REUTERS/Eduardo Munoz
REUTERS/Eduardo Munoz

Recent polls indicate that Republicans will not fair as well in the 2016 general election as in the Republican primary elections when it comes down to the controversial issue of immigration reform.

The immigration reform issue has been, and likely will continue to be, a winning issue for Democrats, as Republicans are still trying to figure out how to embrace Hispanics.

Instead of Republicans like Florida state Representative Erik Fresen and state Senator Renee Garcia pandering to the pro-illegal immigration lobby and pushing hard for immigration reform, they should know better than to follow the anti-Republican lead narrative of the Democratic Party.

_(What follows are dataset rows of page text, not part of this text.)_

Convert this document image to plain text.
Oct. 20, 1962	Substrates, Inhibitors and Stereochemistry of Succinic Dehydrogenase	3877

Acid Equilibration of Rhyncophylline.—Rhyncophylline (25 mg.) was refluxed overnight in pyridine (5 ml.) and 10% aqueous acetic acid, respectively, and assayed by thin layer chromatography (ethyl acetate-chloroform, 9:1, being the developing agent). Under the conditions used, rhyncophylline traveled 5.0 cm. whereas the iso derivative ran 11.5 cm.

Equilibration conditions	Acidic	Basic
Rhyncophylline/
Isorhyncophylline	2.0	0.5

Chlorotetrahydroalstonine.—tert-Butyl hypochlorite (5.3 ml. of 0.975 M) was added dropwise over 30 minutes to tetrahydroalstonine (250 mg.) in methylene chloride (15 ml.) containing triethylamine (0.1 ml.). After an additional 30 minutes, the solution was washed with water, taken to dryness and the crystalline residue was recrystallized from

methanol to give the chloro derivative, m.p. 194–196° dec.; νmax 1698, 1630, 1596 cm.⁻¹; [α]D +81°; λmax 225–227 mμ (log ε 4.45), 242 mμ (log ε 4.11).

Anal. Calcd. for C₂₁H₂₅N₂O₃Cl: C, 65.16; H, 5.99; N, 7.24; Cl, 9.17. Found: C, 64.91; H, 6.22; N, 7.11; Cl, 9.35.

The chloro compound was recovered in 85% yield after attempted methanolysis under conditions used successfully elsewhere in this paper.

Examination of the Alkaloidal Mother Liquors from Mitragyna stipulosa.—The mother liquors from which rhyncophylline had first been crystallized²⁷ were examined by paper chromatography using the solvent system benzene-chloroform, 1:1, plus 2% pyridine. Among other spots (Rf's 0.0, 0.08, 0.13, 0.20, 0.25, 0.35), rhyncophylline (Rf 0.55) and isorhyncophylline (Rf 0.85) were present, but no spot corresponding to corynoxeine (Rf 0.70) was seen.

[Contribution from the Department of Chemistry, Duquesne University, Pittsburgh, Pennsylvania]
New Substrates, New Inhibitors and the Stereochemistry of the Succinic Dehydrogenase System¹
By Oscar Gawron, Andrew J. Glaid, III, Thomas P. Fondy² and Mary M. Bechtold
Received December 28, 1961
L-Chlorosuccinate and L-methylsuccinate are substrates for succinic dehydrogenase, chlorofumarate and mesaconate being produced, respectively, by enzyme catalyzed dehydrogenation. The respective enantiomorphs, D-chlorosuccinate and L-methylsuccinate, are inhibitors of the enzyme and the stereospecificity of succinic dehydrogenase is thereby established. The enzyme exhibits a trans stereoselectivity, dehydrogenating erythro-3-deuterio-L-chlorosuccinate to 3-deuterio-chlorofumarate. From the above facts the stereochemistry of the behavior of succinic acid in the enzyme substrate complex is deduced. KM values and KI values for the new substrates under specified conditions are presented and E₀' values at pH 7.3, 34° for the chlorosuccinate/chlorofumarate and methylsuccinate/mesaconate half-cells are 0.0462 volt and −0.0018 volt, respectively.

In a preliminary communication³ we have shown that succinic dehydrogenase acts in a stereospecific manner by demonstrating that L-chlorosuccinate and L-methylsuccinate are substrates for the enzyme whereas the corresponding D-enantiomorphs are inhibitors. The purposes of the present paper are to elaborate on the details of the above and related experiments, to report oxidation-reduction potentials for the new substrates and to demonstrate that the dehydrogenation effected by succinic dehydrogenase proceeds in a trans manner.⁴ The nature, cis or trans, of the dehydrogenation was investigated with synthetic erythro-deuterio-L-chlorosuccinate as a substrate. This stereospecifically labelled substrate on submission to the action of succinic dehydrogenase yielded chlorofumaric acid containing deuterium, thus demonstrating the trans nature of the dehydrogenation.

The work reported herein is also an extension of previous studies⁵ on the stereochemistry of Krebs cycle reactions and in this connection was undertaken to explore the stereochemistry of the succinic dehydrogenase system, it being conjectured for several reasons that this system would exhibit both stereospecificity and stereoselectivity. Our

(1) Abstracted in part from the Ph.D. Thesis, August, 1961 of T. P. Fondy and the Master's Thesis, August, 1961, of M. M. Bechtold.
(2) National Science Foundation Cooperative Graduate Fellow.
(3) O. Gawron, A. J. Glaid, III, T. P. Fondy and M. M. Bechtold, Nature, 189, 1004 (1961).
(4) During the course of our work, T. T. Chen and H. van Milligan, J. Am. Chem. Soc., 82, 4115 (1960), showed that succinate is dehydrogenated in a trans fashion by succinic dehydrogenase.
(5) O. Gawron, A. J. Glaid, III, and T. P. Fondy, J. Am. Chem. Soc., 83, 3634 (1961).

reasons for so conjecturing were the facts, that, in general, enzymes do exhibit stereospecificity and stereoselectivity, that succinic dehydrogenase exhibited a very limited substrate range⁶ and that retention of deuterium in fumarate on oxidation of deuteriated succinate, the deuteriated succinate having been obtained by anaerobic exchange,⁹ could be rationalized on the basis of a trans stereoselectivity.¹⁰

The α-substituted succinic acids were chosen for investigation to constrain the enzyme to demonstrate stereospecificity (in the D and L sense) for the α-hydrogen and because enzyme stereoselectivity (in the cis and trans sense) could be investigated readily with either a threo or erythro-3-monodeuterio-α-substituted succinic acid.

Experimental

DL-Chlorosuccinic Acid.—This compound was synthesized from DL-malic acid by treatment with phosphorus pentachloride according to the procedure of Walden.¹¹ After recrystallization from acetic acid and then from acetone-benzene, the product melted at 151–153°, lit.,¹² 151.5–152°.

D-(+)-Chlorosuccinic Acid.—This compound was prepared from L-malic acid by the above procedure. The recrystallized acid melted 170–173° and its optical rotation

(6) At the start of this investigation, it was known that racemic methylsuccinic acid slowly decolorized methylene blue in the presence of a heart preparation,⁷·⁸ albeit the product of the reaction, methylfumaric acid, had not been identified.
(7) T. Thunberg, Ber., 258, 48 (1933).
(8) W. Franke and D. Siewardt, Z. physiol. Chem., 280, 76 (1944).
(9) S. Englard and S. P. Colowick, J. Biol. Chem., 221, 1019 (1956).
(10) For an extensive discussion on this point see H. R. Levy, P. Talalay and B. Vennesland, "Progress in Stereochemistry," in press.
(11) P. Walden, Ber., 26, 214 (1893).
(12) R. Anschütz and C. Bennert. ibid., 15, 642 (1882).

Even operatives like Rudy Fernandez, who worked under George W. Bush in the White House, is using leftist terminology by referring to some of the 2016 Republican presidential candidates as “anti-immigration” and “extremists.”

It is embarrassing to see establishment Republicans like Fernandez and others still talking about how tackling the immigration reform issue will win them votes.

It won’t.

If Republicans like these three would focus on the issues that really matter to Hispanics—education and economic prosperity—then the GOP would have a better chance of garnering more votes and support from the growing and highly coveted Hispanic voting bloc.

But because they can’t seem to get their heads out of their asses and be reactionary to the Democrat Party talking point that Republicans are anti-Hispanic and/or racist and don’t want immigration reform, then the GOP will continue to lose this argument.

Again, the U.S. does not have an immigration problem, it has an illegal immigration problem.

Here is what Garcia and Fresen said, reported by the Miami Herald:

For the Republican Party to go after the Hispanic vote, “We can’t do that if we are going to take these hardline stances on immigration issues,” said Sen. René García, R-Miami.

State Rep. Erik Fresen, R-Miami and past chair of the county’s GOP party, noted that the early states that have a segment of anti-immigration voters “are not anywhere near as impacted by immigration itself as far as raw numbers.” And yet those voters can create “fantastical opinions.”

“Ignoring, yelling at or hating immigration is no more a solution than the current fractured system,” he said. Fresen called for a presidential candidate “who can articulate a clear and concise solution to immigration reform” rather than impractical ideas such as mass deportation.

Who is calling for a “mass deportation!?”